I'm Carter.

A software developer.

Get small, muchachos

My friends and I decided to do a weekly blog challenge for the month of April, 2026! Each week, one of us chooses a prompt and we all write posts.

For week 4, I chose the prompt: “You have been given one month away from your obligations to use your talents to enact societal good. What do you go do?”


The best charity is local. My reason is unclear–it just clicks better for me. Maybe it is selfishness; if I can’t see it or change it, I can’t affect it and it can’t affect me. Or maybe the sleeper agent Boy Scout training encouraging me to leave a place better than I found it. A family member needs something? My dollars and I are there in an instant. Someone at church needs something? Blank check. The local food bank is doing a drive? Not a blank check, but they still get something. A dollar goes furthest when you can deploy it yourself. Parenting is the most local charity I have: the daily work of becoming safer, kinder, and more useful to the people closest to me.

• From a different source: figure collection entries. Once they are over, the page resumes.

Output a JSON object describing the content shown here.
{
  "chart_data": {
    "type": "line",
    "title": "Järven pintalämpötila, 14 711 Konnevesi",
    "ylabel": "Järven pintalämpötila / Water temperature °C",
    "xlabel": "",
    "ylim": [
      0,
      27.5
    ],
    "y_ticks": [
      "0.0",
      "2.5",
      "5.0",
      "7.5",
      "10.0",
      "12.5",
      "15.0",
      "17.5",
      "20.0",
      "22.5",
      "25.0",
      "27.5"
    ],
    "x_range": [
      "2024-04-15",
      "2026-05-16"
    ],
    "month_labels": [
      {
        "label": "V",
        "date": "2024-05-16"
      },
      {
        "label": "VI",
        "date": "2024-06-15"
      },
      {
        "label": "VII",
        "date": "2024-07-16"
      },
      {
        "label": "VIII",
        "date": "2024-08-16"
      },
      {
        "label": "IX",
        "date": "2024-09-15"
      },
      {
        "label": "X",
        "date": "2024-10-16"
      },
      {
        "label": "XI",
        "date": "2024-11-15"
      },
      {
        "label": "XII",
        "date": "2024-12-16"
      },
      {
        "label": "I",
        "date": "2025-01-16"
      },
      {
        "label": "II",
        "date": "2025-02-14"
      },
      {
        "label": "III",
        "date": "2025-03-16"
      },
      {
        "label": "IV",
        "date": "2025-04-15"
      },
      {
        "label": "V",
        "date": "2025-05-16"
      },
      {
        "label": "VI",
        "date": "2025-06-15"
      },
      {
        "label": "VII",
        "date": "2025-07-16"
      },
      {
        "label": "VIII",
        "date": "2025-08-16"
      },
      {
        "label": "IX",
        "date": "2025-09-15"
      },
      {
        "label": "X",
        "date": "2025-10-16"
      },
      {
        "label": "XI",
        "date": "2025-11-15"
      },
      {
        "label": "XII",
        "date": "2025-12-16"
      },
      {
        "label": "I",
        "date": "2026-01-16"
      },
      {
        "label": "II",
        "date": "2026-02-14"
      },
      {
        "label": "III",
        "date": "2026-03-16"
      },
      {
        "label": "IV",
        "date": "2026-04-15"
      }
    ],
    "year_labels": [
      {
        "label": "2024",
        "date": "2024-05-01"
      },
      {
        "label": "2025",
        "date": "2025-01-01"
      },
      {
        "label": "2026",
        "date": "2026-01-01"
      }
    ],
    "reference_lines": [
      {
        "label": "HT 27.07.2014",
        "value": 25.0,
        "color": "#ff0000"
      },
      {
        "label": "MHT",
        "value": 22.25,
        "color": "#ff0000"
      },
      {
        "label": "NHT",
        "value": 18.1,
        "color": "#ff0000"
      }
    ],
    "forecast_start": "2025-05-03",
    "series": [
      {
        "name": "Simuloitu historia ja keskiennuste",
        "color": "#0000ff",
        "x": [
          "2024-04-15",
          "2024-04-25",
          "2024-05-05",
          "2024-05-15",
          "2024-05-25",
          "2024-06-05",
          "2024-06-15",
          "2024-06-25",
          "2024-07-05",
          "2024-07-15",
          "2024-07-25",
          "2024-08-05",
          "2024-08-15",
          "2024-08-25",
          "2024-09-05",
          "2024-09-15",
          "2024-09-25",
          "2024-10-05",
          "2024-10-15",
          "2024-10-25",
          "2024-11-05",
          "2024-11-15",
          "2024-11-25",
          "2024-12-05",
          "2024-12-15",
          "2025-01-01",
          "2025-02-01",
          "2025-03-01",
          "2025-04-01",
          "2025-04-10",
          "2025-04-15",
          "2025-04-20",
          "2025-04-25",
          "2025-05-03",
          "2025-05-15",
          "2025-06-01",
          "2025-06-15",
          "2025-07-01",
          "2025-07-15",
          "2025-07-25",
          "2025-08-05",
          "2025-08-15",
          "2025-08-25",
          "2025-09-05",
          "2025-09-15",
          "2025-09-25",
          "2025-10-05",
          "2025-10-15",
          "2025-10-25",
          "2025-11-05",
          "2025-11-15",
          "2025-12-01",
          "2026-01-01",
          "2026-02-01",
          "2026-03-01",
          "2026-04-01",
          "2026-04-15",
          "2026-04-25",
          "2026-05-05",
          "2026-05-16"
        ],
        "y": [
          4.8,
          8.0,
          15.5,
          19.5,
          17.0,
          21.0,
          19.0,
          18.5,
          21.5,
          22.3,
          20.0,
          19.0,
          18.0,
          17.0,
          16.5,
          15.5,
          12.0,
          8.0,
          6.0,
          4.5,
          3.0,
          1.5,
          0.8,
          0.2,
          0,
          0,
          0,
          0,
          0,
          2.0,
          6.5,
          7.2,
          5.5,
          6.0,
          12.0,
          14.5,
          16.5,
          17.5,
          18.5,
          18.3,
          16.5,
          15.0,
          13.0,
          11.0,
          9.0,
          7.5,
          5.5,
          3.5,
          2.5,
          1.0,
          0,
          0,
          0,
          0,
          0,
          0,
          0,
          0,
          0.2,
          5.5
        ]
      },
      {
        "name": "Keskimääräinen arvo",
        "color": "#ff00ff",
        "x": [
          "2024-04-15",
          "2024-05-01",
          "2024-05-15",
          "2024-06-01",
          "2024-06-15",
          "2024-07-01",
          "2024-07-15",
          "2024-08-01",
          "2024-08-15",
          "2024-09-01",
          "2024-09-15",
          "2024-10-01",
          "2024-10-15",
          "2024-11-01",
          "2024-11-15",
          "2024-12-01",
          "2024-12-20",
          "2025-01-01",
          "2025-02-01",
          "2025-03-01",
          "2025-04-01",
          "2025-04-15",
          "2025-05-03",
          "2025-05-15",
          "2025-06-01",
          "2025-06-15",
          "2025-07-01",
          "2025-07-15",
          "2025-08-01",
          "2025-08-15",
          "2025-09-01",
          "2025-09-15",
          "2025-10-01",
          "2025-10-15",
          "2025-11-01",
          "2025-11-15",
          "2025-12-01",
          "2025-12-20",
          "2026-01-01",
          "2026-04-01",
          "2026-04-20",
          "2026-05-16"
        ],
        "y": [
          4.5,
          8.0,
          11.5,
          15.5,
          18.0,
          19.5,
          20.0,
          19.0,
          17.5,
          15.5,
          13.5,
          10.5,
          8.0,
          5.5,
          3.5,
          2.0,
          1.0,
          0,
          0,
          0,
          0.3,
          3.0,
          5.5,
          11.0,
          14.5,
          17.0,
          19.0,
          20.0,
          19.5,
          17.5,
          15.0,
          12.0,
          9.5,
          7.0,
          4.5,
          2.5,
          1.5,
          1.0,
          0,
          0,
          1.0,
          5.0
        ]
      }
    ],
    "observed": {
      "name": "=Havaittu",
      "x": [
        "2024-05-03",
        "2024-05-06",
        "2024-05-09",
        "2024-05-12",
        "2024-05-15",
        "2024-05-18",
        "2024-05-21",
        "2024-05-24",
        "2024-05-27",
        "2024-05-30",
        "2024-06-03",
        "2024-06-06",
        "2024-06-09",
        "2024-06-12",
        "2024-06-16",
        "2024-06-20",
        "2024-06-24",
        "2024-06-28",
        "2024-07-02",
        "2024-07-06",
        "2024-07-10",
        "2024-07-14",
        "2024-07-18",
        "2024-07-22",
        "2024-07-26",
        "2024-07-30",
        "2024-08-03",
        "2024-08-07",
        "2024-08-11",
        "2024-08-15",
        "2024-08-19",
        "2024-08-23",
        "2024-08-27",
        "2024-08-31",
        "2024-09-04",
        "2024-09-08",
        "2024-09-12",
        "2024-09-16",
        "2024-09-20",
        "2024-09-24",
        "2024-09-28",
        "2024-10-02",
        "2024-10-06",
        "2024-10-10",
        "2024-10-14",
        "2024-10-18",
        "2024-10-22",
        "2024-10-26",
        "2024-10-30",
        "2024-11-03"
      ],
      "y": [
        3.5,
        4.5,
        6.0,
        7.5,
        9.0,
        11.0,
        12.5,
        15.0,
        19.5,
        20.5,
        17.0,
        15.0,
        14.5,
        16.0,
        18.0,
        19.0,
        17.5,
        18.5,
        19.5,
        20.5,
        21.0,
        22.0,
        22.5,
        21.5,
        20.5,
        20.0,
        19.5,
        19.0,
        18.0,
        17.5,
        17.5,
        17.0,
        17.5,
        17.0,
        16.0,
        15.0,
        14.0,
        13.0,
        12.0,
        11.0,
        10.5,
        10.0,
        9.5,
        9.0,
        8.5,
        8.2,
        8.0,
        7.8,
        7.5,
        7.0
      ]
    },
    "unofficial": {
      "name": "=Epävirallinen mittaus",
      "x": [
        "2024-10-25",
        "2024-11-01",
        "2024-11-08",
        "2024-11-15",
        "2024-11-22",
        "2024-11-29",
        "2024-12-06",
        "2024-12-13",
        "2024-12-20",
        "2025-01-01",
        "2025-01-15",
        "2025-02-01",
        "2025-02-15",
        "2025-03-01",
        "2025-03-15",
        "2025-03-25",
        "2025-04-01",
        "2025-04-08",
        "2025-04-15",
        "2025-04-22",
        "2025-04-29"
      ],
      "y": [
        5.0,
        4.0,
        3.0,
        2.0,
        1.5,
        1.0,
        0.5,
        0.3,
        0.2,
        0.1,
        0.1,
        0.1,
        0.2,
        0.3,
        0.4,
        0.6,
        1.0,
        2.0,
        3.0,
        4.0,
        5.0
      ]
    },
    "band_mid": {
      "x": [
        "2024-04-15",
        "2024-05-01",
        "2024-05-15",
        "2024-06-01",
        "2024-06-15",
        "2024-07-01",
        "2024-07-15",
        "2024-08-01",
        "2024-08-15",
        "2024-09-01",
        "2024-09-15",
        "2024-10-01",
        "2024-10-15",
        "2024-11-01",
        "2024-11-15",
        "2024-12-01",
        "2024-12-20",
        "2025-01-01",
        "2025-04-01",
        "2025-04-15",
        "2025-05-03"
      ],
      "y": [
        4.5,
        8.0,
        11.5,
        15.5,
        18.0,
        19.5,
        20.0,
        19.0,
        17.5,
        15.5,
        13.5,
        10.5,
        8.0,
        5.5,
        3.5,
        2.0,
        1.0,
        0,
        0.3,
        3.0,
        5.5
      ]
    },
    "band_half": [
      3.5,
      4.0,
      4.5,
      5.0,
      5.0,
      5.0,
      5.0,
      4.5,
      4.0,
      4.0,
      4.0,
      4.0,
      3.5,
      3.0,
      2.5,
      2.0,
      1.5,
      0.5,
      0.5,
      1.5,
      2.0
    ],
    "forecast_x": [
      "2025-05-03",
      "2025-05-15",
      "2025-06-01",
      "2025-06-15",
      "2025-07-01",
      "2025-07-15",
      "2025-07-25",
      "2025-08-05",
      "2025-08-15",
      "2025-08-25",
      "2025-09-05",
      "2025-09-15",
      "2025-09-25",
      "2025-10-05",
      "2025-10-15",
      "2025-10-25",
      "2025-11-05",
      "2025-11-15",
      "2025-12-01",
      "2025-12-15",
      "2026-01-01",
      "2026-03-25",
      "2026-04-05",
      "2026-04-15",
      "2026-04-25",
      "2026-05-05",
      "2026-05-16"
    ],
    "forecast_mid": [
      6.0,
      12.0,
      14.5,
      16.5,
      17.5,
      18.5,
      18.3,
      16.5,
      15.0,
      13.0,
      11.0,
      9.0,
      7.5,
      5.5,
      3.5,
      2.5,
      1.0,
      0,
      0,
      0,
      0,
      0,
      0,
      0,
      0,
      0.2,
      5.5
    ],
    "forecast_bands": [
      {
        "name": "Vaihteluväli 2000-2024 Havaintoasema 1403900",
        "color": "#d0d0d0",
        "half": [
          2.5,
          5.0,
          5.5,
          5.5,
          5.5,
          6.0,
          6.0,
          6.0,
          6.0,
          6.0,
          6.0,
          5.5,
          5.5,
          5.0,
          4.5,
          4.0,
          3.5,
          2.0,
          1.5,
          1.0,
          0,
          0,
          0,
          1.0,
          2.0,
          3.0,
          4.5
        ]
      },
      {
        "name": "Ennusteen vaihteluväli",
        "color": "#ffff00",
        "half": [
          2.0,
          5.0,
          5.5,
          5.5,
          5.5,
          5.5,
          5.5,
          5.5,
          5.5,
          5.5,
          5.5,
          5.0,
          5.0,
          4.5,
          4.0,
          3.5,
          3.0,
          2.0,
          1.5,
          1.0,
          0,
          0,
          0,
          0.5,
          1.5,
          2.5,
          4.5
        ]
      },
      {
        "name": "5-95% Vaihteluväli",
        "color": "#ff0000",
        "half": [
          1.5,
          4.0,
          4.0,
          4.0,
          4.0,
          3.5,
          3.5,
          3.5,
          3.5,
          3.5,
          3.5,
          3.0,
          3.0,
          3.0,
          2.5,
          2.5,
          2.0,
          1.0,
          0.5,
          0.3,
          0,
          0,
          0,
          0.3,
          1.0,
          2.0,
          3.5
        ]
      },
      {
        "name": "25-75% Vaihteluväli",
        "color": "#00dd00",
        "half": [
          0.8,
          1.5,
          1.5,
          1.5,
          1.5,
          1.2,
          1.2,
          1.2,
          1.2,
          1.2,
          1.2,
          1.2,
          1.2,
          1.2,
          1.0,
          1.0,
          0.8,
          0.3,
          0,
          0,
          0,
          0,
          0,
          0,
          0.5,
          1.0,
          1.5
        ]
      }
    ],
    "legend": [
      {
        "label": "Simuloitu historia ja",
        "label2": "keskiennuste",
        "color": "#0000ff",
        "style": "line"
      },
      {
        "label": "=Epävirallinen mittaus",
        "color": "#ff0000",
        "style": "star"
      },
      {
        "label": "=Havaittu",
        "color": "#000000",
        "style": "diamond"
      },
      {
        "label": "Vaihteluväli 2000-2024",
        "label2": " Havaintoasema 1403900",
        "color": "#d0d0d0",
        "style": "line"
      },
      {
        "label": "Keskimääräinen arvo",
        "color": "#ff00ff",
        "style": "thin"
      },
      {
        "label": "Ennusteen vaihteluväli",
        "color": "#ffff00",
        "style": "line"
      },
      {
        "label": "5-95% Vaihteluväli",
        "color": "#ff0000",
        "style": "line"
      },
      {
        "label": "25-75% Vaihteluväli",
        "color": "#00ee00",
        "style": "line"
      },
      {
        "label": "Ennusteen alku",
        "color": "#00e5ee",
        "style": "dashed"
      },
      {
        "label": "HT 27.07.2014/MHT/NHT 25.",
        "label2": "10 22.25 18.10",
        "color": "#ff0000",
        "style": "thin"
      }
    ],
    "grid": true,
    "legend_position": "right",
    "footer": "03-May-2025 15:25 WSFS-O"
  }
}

That’s why I think that the best thing a person can do to enact societal good is be a good parent. Of course, this is not a panacea–everyone has a parent, everyone thinks they are good (even if they believe that good people believe they are bad people and self-flagellate accordingly), and every parent already thinks they are the good parent. Therefore, I will step right into the no true Scotsman fallacy, avoid discovering the secret third thing that sets Good Parents™ apart, and discuss my experience.

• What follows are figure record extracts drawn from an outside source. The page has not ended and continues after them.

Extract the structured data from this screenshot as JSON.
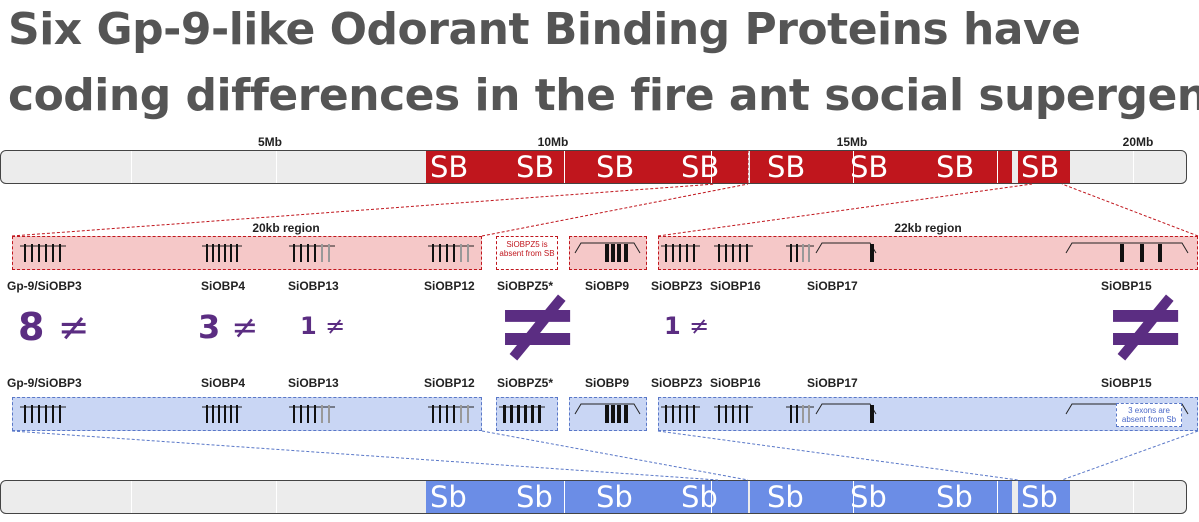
{
  "title": {
    "line1": "Six Gp-9-like Odorant Binding Proteins have",
    "line2": "coding differences in the fire ant social supergene"
  },
  "chromosome": {
    "ticks": [
      "5Mb",
      "10Mb",
      "15Mb",
      "20Mb"
    ],
    "sb_label": "SB",
    "sbs_label": "Sb",
    "sb_color": "#c0161d",
    "sbs_color": "#6b8de6"
  },
  "regions": {
    "left": "20kb region",
    "right": "22kb region"
  },
  "notes": {
    "sb_absent": "SiOBPZ5 is absent from SB",
    "exons_absent": "3 exons are absent from Sb"
  },
  "genes": [
    {
      "name": "Gp-9/SiOBP3",
      "count": "8",
      "symbol": "≠"
    },
    {
      "name": "SiOBP4",
      "count": "3",
      "symbol": "≠"
    },
    {
      "name": "SiOBP13",
      "count": "1",
      "symbol": "≠"
    },
    {
      "name": "SiOBP12",
      "count": "",
      "symbol": ""
    },
    {
      "name": "SiOBPZ5*",
      "count": "",
      "symbol": "≠"
    },
    {
      "name": "SiOBP9",
      "count": "",
      "symbol": ""
    },
    {
      "name": "SiOBPZ3",
      "count": "1",
      "symbol": "≠"
    },
    {
      "name": "SiOBP16",
      "count": "",
      "symbol": ""
    },
    {
      "name": "SiOBP17",
      "count": "",
      "symbol": ""
    },
    {
      "name": "SiOBP15",
      "count": "",
      "symbol": "≠"
    }
  ]
}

Noticing my faults while parenting is what really motivated me to get into some therapy. Being in a loving and committed relationship already made me want to be better, but parenting really adds the nitrous oxide. Children are so malleable and sensitive–only with age do we learn to adapt and ignore the rough edges of people around us. They have little of that armor (or callus), so the evidence of your faults and flaws is right in front of you, kicking and screaming and flailing.

I want to be better for my partner. I want to be better for my children. Not only because they are all human beings who deserve as much love and care as I can give them, but because raising children who will be good human beings is the highest-impact thing I can think of. Being a better “me” makes the life of everyone I interact with better. Setting them up to be good “them” improves the lives of everyone they may interact with. It becomes a compounding effect–me to my environment to my kids and their environments to their kids and their environments. So if my obligations were all taken care of (looking at you, corporate job and car and home maintenance), I want to enact societal good by being the best parent to my kids I can be.

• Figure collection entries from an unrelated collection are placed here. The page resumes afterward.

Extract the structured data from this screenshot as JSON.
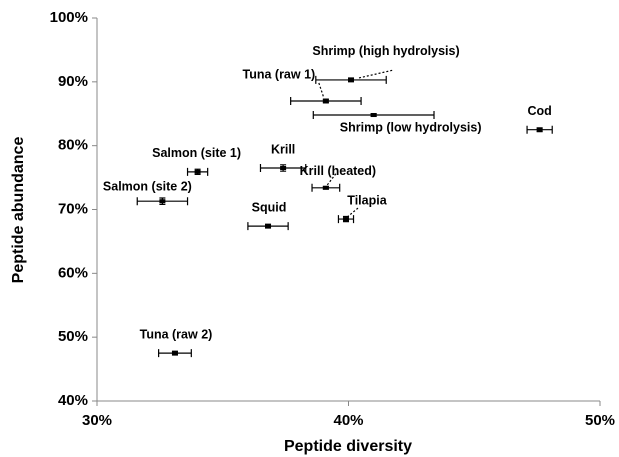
{
  "chart_data": {
    "type": "scatter",
    "xlabel": "Peptide diversity",
    "ylabel": "Peptide abundance",
    "xlim": [
      30,
      50
    ],
    "ylim": [
      40,
      100
    ],
    "xticks": [
      {
        "value": 30,
        "label": "30%"
      },
      {
        "value": 40,
        "label": "40%"
      },
      {
        "value": 50,
        "label": "50%"
      }
    ],
    "yticks": [
      {
        "value": 40,
        "label": "40%"
      },
      {
        "value": 50,
        "label": "50%"
      },
      {
        "value": 60,
        "label": "60%"
      },
      {
        "value": 70,
        "label": "70%"
      },
      {
        "value": 80,
        "label": "80%"
      },
      {
        "value": 90,
        "label": "90%"
      },
      {
        "value": 100,
        "label": "100%"
      }
    ],
    "series": [
      {
        "color": "#000000",
        "labels": [
          "Shrimp (high hydrolysis)",
          "Tuna (raw 1)",
          "Shrimp (low hydrolysis)",
          "Cod",
          "Krill",
          "Krill (heated)",
          "Salmon (site 1)",
          "Salmon (site 2)",
          "Tilapia",
          "Squid",
          "Tuna (raw 2)"
        ],
        "x": [
          40.1,
          39.1,
          41.0,
          47.6,
          37.4,
          39.1,
          34.0,
          32.6,
          39.9,
          36.8,
          33.1
        ],
        "values": [
          90.3,
          87.0,
          84.8,
          82.5,
          76.5,
          73.4,
          75.9,
          71.3,
          68.5,
          67.4,
          47.5
        ],
        "xerr": [
          1.4,
          1.4,
          2.4,
          0.5,
          0.9,
          0.55,
          0.4,
          1.0,
          0.3,
          0.8,
          0.65
        ],
        "yerr": [
          0.3,
          0.3,
          0.2,
          0.3,
          0.5,
          0.2,
          0.4,
          0.5,
          0.4,
          0.3,
          0.3
        ]
      }
    ]
  }
}
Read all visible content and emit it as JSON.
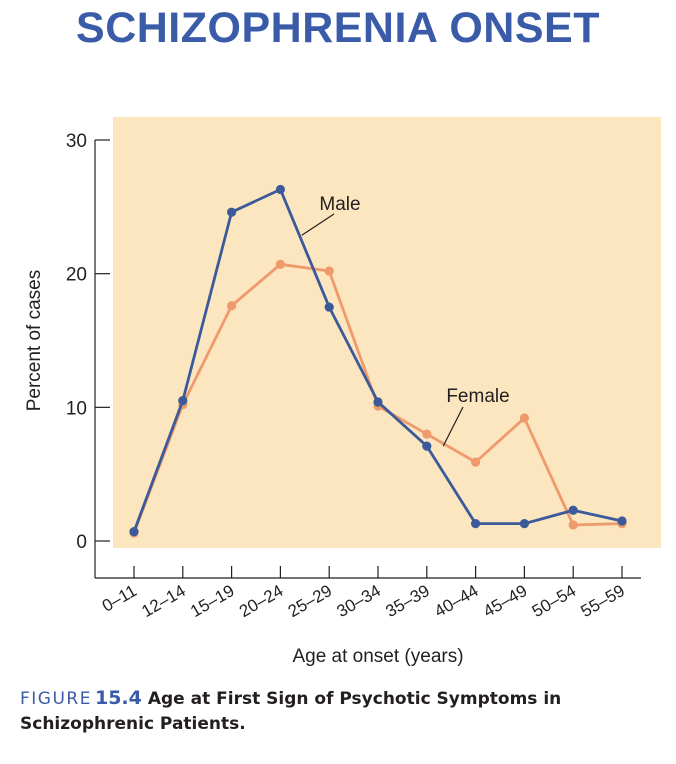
{
  "heading": "SCHIZOPHRENIA ONSET",
  "caption": {
    "figure_word": "FIGURE",
    "figure_number": "15.4",
    "title": "Age at First Sign of Psychotic Symptoms in Schizophrenic Patients."
  },
  "colors": {
    "heading": "#3a5ba8",
    "plot_background": "#fbe6bf",
    "male": "#3c5a9a",
    "female": "#ef9a6c",
    "axis": "#231f20"
  },
  "chart_data": {
    "type": "line",
    "xlabel": "Age at onset (years)",
    "ylabel": "Percent of cases",
    "ylim": [
      0,
      30
    ],
    "yticks": [
      0,
      10,
      20,
      30
    ],
    "grid": false,
    "categories": [
      "0–11",
      "12–14",
      "15–19",
      "20–24",
      "25–29",
      "30–34",
      "35–39",
      "40–44",
      "45–49",
      "50–54",
      "55–59"
    ],
    "series": [
      {
        "name": "Male",
        "color": "#3c5a9a",
        "values": [
          0.7,
          10.5,
          24.6,
          26.3,
          17.5,
          10.4,
          7.1,
          1.3,
          1.3,
          2.3,
          1.5
        ]
      },
      {
        "name": "Female",
        "color": "#ef9a6c",
        "values": [
          0.6,
          10.2,
          17.6,
          20.7,
          20.2,
          10.1,
          8.0,
          5.9,
          9.2,
          1.2,
          1.3
        ]
      }
    ]
  }
}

I recognize that, at some subconscious level, this is calculated to make me feel good in what I am already doing. But I want to be able to rediscover this blogpost in the future at random points to ensure my priority remains where I, an average middle-class white guy, can make the most impact. It is extremely unlikely that I will ever direct the actions of hundreds or thousands of people. Real change is built in small, repeated pieces, and with my children I have the chance to create and help them create the highest number of small pieces in many lives.